Сейчас последует команда «построение на развод, через… полторы минуты!» Это значит, что надо рвануться всей силой своей души и тела, всем своим желанием жить прямо к выходу, прямо в дверь, забитую вонючими телами грязных, как и я, губарей, и, разбрасывая их, вырваться в коридор. Важно не споткнуться – затопчут, жить-то всем хочется. Прыгая через семь ступенек, надо влететь на второй этаж и схватить свои шинель и шапку. Тут важно быстро найти свою шинель, а то если потом какому-нибудь балбесу достанется твоя небольшая, и он в нее влезть не сможет, тебя быстро найдут, и схватишь пяток дополнительный за воровство, а того длинного балбеса посадят в твою же камеру за нерасторопность, вот и сводите счеты, кто прав, кто виноват, и у кого кулаки тяжелее. Схватив свою шинель и шапку и разбивая грудью встречный поток арестантов, рвущихся наверх к шинелям, несись вниз. А у дверей выходных уж пробка, и уж ефрейторы ловят последнего… Прыгай в толпу. Как ледокол, разбивай – дроби… А уж полторы-то минуты на исходе, а ты-то еще не в строю, еще не одет, еще не заправлен, еще и красная звездочка твоя не против носа и шапка не на два пальца от бровей… Нехорошо…

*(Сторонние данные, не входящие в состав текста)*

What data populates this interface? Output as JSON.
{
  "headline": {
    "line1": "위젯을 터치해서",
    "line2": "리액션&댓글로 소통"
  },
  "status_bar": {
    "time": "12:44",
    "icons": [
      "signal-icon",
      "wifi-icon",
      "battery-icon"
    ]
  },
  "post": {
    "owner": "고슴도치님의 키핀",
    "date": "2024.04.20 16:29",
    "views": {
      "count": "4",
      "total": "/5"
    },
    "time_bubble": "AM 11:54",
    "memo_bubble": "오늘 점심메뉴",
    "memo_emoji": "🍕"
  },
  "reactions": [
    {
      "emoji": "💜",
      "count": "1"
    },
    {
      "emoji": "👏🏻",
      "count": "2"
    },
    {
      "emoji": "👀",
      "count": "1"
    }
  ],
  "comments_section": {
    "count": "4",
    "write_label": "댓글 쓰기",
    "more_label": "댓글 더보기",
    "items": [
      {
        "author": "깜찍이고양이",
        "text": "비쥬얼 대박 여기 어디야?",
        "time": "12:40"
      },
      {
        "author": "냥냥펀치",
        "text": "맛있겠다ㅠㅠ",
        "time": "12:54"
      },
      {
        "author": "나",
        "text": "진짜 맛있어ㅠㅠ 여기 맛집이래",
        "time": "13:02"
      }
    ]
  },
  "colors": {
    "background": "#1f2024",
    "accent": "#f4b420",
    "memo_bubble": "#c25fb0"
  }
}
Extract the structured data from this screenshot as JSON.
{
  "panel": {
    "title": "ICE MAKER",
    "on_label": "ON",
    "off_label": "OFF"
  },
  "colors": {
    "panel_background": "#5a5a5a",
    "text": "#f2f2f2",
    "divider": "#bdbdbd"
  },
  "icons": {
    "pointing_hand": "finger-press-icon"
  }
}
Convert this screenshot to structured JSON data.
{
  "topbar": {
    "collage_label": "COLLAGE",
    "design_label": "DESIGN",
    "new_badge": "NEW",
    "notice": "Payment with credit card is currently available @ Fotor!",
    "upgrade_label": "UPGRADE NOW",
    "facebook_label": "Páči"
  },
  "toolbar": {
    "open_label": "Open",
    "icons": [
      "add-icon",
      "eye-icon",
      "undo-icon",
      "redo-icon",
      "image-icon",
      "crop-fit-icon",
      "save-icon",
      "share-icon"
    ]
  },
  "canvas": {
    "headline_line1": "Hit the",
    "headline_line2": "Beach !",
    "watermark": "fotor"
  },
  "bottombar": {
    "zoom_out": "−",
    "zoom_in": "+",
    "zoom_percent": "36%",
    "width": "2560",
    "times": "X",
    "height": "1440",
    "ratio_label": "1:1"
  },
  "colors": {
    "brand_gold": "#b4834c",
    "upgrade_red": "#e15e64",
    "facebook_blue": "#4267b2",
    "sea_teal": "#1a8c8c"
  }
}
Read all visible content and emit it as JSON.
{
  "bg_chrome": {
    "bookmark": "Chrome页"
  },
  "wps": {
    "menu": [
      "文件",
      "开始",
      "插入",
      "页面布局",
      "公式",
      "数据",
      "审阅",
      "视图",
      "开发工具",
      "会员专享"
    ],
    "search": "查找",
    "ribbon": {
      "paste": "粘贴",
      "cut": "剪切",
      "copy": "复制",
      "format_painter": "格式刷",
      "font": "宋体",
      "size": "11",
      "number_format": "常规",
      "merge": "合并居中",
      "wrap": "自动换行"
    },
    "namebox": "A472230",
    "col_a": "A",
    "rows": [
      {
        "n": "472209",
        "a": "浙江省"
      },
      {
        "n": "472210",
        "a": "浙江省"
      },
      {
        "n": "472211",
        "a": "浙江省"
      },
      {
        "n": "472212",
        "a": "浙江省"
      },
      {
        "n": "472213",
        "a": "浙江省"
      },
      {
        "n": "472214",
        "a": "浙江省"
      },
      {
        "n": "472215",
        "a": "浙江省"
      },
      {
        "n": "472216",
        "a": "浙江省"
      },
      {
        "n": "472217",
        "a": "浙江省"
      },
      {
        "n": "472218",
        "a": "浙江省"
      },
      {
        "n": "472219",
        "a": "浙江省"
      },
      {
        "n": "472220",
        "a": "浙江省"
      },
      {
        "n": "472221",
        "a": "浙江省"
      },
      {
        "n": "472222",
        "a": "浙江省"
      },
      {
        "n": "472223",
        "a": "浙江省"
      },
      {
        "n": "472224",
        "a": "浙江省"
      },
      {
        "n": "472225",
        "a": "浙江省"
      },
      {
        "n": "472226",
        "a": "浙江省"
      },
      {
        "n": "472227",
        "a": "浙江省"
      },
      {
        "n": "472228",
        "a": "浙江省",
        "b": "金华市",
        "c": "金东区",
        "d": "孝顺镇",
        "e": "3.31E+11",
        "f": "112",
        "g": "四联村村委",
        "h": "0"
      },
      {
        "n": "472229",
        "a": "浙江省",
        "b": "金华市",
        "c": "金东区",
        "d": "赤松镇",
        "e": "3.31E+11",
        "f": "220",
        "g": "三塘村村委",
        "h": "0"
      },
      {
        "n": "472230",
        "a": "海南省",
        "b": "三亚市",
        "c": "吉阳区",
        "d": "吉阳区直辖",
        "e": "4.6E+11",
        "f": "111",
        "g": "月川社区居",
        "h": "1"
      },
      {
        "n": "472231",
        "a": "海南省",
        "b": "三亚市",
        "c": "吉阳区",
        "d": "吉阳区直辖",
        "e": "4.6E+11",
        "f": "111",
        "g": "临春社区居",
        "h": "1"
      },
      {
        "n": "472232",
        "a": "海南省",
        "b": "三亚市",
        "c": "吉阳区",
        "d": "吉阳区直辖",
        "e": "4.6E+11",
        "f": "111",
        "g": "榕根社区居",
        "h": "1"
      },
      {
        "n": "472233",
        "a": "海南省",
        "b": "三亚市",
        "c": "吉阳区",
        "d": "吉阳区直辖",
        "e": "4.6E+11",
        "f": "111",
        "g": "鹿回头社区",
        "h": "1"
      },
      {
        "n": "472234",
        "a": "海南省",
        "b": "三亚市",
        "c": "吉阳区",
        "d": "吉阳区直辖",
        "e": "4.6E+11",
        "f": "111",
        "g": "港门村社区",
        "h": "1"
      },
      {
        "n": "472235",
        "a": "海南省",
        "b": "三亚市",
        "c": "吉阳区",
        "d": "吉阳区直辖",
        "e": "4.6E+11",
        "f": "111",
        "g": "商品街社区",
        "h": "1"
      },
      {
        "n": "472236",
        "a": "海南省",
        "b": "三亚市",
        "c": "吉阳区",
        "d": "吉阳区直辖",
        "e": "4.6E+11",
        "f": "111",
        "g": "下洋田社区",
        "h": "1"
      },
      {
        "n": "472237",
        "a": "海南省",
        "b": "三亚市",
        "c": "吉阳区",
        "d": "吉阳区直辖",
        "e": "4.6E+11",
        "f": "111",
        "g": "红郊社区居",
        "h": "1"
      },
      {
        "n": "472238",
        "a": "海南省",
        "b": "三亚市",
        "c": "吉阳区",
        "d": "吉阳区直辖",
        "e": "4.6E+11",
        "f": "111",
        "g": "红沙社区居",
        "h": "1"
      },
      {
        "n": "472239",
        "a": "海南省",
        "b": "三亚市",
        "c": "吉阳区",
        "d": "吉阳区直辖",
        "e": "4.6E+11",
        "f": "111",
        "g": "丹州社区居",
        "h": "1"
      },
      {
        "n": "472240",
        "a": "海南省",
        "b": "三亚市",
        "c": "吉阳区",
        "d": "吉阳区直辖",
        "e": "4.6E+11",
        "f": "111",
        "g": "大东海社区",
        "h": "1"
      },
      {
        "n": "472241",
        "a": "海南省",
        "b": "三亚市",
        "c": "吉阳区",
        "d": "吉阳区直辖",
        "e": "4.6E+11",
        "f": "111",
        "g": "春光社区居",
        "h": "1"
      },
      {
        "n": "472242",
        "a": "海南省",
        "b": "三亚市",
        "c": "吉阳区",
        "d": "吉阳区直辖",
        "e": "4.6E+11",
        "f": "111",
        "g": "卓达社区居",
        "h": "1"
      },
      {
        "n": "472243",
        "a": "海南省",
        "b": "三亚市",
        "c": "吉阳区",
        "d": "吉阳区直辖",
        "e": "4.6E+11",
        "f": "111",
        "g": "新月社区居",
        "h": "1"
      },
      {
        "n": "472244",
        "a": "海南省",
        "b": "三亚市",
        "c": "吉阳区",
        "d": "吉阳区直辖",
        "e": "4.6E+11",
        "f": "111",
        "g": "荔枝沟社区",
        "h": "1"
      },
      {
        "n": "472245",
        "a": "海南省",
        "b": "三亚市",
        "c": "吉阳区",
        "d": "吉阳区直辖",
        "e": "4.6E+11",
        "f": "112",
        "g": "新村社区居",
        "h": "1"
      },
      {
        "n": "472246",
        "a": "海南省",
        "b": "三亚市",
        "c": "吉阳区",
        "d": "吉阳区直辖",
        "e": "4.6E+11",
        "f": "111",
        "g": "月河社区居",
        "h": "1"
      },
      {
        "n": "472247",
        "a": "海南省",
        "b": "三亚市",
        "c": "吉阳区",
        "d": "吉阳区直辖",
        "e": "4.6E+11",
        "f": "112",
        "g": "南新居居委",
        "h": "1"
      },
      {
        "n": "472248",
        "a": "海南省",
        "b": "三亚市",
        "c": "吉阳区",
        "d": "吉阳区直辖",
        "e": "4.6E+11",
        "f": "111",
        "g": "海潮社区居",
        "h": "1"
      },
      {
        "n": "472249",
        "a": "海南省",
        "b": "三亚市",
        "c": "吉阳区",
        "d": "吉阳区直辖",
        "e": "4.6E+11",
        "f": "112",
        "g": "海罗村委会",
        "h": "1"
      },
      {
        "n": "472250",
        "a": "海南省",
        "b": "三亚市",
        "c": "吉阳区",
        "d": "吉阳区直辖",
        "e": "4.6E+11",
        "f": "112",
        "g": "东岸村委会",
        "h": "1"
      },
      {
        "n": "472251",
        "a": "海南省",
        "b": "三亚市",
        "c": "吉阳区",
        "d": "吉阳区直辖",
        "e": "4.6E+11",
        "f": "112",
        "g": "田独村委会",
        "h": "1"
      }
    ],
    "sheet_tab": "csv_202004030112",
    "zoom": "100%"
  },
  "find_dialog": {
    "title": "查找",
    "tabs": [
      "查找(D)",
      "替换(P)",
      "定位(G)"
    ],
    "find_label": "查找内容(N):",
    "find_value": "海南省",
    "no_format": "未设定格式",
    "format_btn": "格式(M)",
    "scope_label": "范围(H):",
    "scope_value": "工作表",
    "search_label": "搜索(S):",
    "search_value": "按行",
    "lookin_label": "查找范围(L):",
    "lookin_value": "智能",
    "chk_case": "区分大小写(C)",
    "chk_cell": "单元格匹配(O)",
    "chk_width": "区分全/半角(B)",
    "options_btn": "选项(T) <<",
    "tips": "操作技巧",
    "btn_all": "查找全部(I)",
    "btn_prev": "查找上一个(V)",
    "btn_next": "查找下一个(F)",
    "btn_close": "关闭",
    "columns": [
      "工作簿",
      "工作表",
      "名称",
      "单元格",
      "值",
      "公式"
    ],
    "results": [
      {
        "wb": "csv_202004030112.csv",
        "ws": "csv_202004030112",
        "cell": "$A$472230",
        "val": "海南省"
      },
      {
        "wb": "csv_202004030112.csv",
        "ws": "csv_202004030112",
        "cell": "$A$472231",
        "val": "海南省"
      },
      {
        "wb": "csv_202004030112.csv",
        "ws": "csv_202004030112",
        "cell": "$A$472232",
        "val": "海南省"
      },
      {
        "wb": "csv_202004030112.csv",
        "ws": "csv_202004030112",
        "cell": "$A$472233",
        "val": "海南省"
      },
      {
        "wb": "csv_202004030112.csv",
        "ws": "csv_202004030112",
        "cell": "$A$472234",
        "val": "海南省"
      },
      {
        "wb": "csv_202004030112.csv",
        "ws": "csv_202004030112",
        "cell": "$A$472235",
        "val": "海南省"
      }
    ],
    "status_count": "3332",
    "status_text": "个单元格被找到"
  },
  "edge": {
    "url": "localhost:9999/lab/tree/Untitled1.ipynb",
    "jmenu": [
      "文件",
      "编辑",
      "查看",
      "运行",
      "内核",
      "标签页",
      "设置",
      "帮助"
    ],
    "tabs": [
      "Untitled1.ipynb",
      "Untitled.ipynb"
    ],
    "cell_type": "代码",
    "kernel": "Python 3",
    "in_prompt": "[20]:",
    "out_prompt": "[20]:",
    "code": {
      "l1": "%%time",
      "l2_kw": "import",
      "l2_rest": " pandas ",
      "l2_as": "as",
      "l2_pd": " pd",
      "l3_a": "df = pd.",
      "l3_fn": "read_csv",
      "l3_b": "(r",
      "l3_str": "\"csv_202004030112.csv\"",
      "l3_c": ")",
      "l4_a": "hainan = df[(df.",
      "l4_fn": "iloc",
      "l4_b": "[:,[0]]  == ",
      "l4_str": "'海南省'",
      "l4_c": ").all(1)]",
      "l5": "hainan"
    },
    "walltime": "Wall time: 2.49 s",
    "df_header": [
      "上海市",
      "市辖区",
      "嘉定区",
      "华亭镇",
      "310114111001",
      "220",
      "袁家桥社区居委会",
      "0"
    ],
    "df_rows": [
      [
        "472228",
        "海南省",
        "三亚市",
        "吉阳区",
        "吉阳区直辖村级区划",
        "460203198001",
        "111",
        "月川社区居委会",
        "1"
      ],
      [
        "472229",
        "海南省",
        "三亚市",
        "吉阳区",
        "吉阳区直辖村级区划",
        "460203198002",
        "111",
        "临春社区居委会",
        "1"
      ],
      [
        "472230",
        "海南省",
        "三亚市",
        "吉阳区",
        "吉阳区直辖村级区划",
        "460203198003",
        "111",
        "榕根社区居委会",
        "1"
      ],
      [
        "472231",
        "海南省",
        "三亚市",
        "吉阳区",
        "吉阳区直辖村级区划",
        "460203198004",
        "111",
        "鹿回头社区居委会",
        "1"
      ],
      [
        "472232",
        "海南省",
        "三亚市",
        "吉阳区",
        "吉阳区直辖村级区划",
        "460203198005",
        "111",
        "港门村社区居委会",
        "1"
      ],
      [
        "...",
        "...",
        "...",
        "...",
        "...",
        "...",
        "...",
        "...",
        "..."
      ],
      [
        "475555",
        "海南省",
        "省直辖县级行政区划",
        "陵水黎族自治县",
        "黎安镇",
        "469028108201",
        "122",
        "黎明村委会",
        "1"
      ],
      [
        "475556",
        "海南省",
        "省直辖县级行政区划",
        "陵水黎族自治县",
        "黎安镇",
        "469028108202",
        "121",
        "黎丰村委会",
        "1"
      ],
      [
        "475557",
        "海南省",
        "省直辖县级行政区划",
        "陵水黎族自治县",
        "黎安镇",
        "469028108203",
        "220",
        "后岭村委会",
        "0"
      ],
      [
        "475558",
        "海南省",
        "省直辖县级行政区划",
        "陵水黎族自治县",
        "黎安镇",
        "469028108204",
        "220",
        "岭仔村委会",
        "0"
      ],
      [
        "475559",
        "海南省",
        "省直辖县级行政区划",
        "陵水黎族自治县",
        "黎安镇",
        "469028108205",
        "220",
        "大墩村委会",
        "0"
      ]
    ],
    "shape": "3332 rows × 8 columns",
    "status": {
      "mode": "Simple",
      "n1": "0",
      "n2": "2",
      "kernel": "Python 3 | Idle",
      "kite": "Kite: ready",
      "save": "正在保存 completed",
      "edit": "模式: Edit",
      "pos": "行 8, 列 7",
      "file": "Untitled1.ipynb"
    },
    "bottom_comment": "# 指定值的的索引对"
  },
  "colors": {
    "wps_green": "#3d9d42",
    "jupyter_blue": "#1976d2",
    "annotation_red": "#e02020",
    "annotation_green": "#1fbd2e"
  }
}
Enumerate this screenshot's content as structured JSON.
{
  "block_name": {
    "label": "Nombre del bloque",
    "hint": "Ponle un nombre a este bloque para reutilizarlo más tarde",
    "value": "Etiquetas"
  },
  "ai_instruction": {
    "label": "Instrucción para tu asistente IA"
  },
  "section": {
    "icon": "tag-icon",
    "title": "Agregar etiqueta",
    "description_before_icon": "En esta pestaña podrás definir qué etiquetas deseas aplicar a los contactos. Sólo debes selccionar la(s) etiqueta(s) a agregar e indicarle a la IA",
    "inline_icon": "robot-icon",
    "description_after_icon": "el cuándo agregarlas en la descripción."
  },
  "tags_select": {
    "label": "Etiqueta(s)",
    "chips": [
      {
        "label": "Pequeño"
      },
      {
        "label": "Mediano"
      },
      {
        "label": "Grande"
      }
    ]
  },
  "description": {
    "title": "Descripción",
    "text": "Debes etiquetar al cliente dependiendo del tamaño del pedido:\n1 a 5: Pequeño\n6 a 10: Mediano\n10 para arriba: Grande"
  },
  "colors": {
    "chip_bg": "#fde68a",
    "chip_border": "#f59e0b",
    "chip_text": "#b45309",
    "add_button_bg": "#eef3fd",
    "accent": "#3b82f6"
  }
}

Итак, сейчас будет команда «построение на развод через…» Все замерли в нечеловеческом напряжении, готовые сорваться со своих мест и, сокрушив других, выполнить приказ… Но младший лейтенант нарочно медлит… испытывая наше стремление через полторы минуты стоять в строю… А все ли прониклись важностью момента?.. Все ли сжались в комок… Все ли напряглись и готовы зубами грызть своего соседа… Но взгляд младшего лейтенанта упирается куда-то в угол, и никто не смеет повернуть голову и глянуть на то, что в такой момент могло привлечь внимание заместителя начальника Киевской гарнизонной гауптвахты. А заинтересовала его рука, грязная, недели две чистившая сортиры и ни разу после того не мытая.
В момент, когда младший лейтенант задал традиционный вопрос: «Вопросов нет?», на который что есть мочи положено орать: «Никак нет!!!», эта рука поднялась в дальнем углу. На губе никто и никогда вопросов не задавал: ясно все с первого момента. И вот на тебе! Желает вопрос задать!
Младший лейтенант знал ответы решительно на все вопросы, которые могла бы поставить жизнь, кроме того, он был так велик и могуч, что мог бы сокрушить любого, кто таким дерзким способом осмелился нарушить его покой. Ведь даже после доклада какого-нибудь первого секретаря обкома никто не осмеливается задавать никаких вопросов. Здесь же речь шла не о каком-нибудь первом секретаре, власть которого хоть и слегка, но ограничена, тут некое низшее существо пыталось побеспокоить самого заместителя начальника Киевской гарнизонной гауптвахты!!!